The anticlimax for Kerr and Percy, of Napier, was without doubt losing 1-0 to Spain two minutes before the end of the final whistle of extra time after the sides were scoreless in regulation time.
"Murray Halberg and Peter Snell were receiving their medals at the same time," said Kerr, recalling how in regulation time a shot at goal was heading for the goal but struck a Spanish defender's jaw.
"Spain went on to win bronze," said Kerr, reconciling that with the fact that his side's performance remains the second best - behind the 1976 Montreal gold medal-winning one - in New Zealand Olympic history.
His next stint in the following Tokyo games wasn't so memorable in an inexperienced side.
Percy recalled the 5th-6th playoff against the Aussies, which the Kiwis won 1-0 after having lost earlier to their archrivals in pool play.
The centre forward, who made the crucial pass to left wing Phil Bygrave to score, said he had to contend with the strangest instruction ever on the sports field.
"Coach Bruce Turner said if we were to go one goal up my job was to take the Australians mind off the game.
"Let's say when they scored I had to fulfil my brief."

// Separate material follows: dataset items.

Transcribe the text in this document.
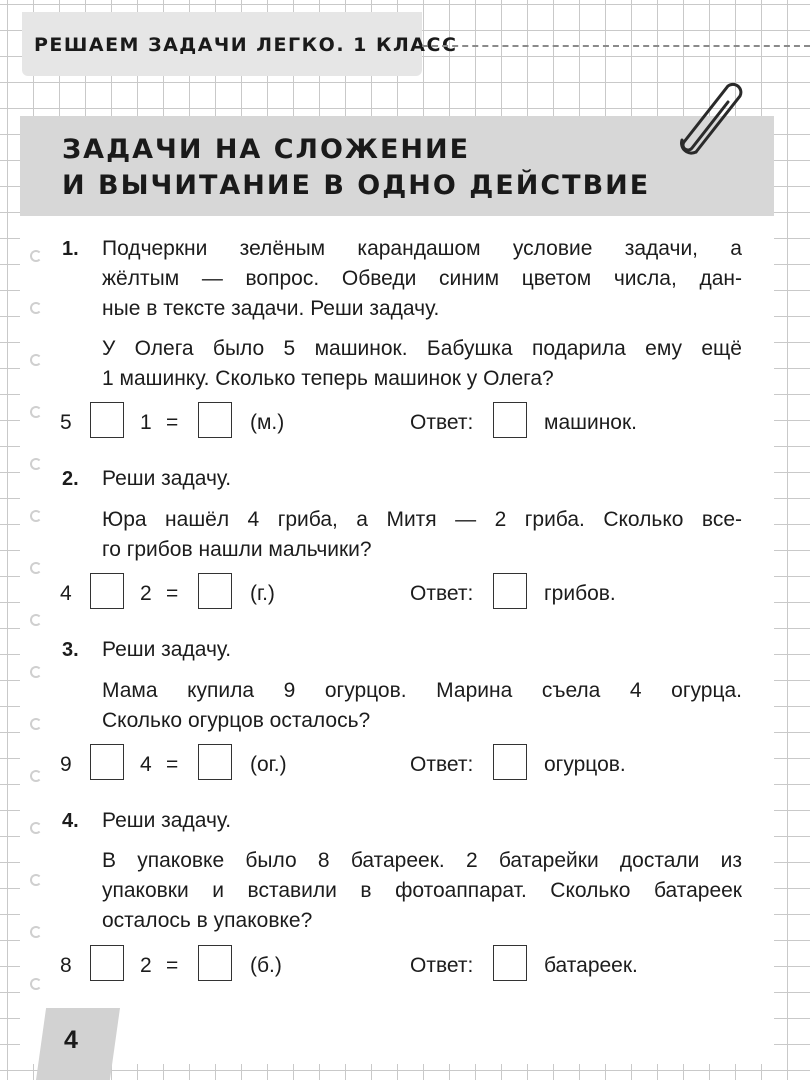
РЕШАЕМ ЗАДАЧИ ЛЕГКО. 1 КЛАСС
ЗАДАЧИ НА СЛОЖЕНИЕ
И ВЫЧИТАНИЕ В ОДНО ДЕЙСТВИЕ
1. Подчеркни зелёным карандашом условие задачи, а
жёлтым — вопрос. Обведи синим цветом числа, дан-
ные в тексте задачи. Реши задачу.
У Олега было 5 машинок. Бабушка подарила ему ещё
1 машинку. Сколько теперь машинок у Олега?
5	1 =	(м.)	Ответ:	машинок.
2. Реши задачу.
Юра нашёл 4 гриба, а Митя — 2 гриба. Сколько все-
го грибов нашли мальчики?
4	2 =	(г.)	Ответ:	грибов.
3. Реши задачу.
Мама купила 9 огурцов. Марина съела 4 огурца.
Сколько огурцов осталось?
9	4 =	(ог.)	Ответ:	огурцов.
4. Реши задачу.
В упаковке было 8 батареек. 2 батарейки достали из
упаковки и вставили в фотоаппарат. Сколько батареек
осталось в упаковке?
8	2 =	(б.)	Ответ:	батареек.
4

So did Percy deliver the goods that day?
"I must have because only one player shook my hand after the game, Queenslander and fullback Desy Spackman," he said with a grin.

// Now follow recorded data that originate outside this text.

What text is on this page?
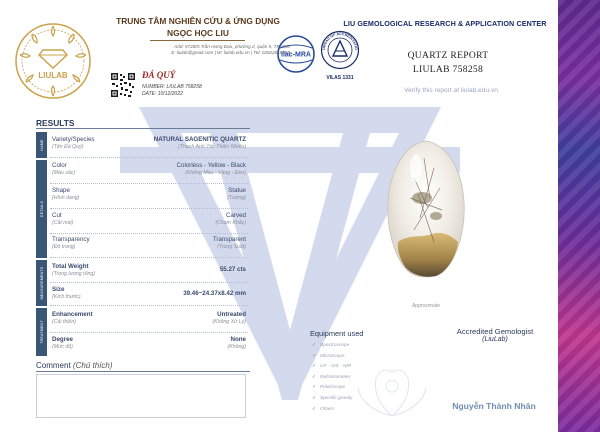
LIULAB
TRUNG TÂM NGHIÊN CỨU & ỨNG DỤNG
NGỌC HỌC LIU
Add: 572B/5 Trần Hưng Đạo, phường 2, quận 5, TPHCM
E: liulab@gmail.com | W: liulab.edu.vn | Tel: 02822618859
ĐÁ QUÝ
NUMBER: LIULAB 758258
DATE: 10/12/2022
LIU GEMOLOGICAL RESEARCH & APPLICATION CENTER
ilac-MRA
UREAU OF ACCREDITATIO
VILAS 1331
QUARTZ REPORT
LIULAB 758258
Verify this report at liulab.edu.vn
RESULTS
NAME
DETAILS
MEASUREMENTS
TREATMENT
Variety/Species
(Tên Đá Quý)
NATURAL SAGENITIC QUARTZ
(Thạch Anh Tóc Thiên Nhiên)
Color
(Màu sắc)
Colorless - Yellow - Black
(Không Màu - Vàng - Đen)
Shape
(Hình dạng)
Statue
(Tượng)
Cut
(Cắt mài)
Carved
(Chạm Khắc)
Transparency
(Độ trong)
Transparent
(Trong Suốt)
Total Weight
(Trọng lượng tổng)
55.27 cts
Size
(Kích thước)	39.46~24.37x8.42 mm
Enhancement
(Cải thiện)
Untreated
(Không Xử Lý)
Degree
(Mức độ)
None
(Không)
Comment (Chú thích)
Approximate
Equipment used
✓ Spectroscope
✓ Microscope
✓ UV - VIS - NIR
✓ Refractometer
✓ Polariscope
✓ Specific gravity
✓ Others
Accredited Gemologist
(LiuLab)
Nguyễn Thành Nhân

Aware of Percy's mission, Australian coach Charlie Morley had issued counter instructions, Percy said, claiming the Kiwis had planted a spy near the rival camp.
"He said, 'If that bushwhacker centre forward walks off the field you guys are for it'," he said, adding that his fellow Wairarapa Olympian, the late Bill Schaefer, had been magnificent as a goalkeeper.
The other thing Percy will never forget about Rome was how the politics in New Zealand athletics had ostracised the late Arthur Lydiard from coaching his team.
"His charges would meet him outside the village after Arthur travelled to Rome on his own expense."
Before he and Schaefer left for Rome, every code in the region had united to help raise funds for them to travel.
"At Bill's funeral, Sir Brian Lochore [former All Black] had reminded me that he went door-to-door selling raffle tickets to raise funds for us."
On the last night at the village, the beer stocks were alarmingly low and hockey players were among the wine drinkers well into the wonderful evening.
Needless to say, one Les Mills, a boxer, who went on to become Auckland mayor and entrepreneur, came to the players rescue.
"He was seen driving around in a Land Rover picking up all the boys who had been on the turps," he said of the Rome Olympics flagbearer.